My wife, myself, and two of our good friends traveled together to Jordan in both 2007 and 2008.

Friends and family tried to talk us out of going to the Middle East. What we don’t know, we often fear. But I certainly understand peoples’ concerns. It was only four years after the U.S. invaded Iraq, one of Jordan’s neighbors to the northeast. War still raged in Iraq. Saddam Hussein had been executed just months earlier. Jordan was awash with 500,000 refugees from Iraq. And little did we know that the Arab Spring in just three years would upend the status quo in many Middle Eastern countries.

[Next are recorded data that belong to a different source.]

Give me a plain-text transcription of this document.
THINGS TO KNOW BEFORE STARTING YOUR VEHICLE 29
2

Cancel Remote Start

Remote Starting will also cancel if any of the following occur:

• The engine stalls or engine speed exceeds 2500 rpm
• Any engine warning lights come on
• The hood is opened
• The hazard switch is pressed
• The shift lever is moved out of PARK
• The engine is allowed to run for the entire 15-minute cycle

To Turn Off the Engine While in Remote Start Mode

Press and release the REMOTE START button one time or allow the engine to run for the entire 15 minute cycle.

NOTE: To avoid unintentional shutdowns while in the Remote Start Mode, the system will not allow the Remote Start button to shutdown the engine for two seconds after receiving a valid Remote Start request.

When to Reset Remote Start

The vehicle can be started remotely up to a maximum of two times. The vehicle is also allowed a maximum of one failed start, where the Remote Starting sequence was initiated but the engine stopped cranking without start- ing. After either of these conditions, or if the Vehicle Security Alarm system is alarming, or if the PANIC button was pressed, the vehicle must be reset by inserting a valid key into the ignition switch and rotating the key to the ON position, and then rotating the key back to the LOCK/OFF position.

But my wife and I were both fascinated by Arab culture. Two of my best friends growing up were Arabs—one Christian and one Muslim. I began learning Arabic (not well) when I was 12 from my friend Amjad and his mom in preparation for a two-month summer stay in Jordan with their family that never happened. I loved Middle Eastern cuisine and learning as much as I could about the distinct cultures that make up the 22 countries in the Arab world. So, a trip to the Middle East was a dream come true. There were three things that made me inclined to go:

  1. My good friend Imad, who is from Jordan, but who has lived in the U.S. since he was 25 years old, would be our guide to Petra and many other amazing destinations in the Middle East. What better way to see a country than with a former resident as one’s guide? The chance to spend time with good friends on an adventure was also an inducement.
  2. It’s not like we were traveling to Yemen or Saudi Arabia. Jordan is jokingly referred to by some as the “51st state” because of the large amounts of financial and other support it receives from the U.S. government, as well as the money Jordanians receive from their relatives who now live the United States. Many people in Amman, its capital, speak English, so communication challenges were reduced. While Jordan is 97 percent Muslim (majority Sunni) and its people are certainly devout, there are traces of Western culture throughout Amman because of the fact that it was a British protectorate at one time. Women in Jordan have a lot more freedom than women in some other Middle Eastern countries. According to the Jordan Tourism Board, “women are entitled to a full education, they can vote, they can drive cars, and they often play significant roles in business and politics…[but]…arranged marriages and dowries are still common.” (Note: In this blog, I’m steering clear of any discussion, or my personal opinions about, the treatment of women in the Middle East, the treatment of citizens of various countries by their rulers, the Israeli/Palestinian conflict, and other hot-button issues.)
  3. My friend Imad told me this jokingly one time when we were talking about culture and religion: “Human nature is human nature. Some devout people [choose your religion] drink too much, use illegal drugs, cheat on their spouses, even kill. Nothing changes human nature. You’ll find good and bad in every culture and religion.” I knew that already, but having someone share your worldview and bust all the stereotypes and banalities people express when opining on the virtuousness of Christians versus Muslims (and vice versa), Westerners versus non-Westerners (and vice-versa), Jewish people versus Christians, Muslims, yadda, and vice-versa, helps us get to the basic truth of life. Most people are good. Some people are bad. Everyone has flaws, but most not so much that they are thieving, violent, or murderous. There is some degree of danger and risk everywhere. Being an American in 2017—with our endless litany of mass shootings at schools, entertainment venues, restaurants, and on our streets—shows that danger is as close as our front doorstep.
My good friend Imad and I on another leg of the trip in Jerusalem.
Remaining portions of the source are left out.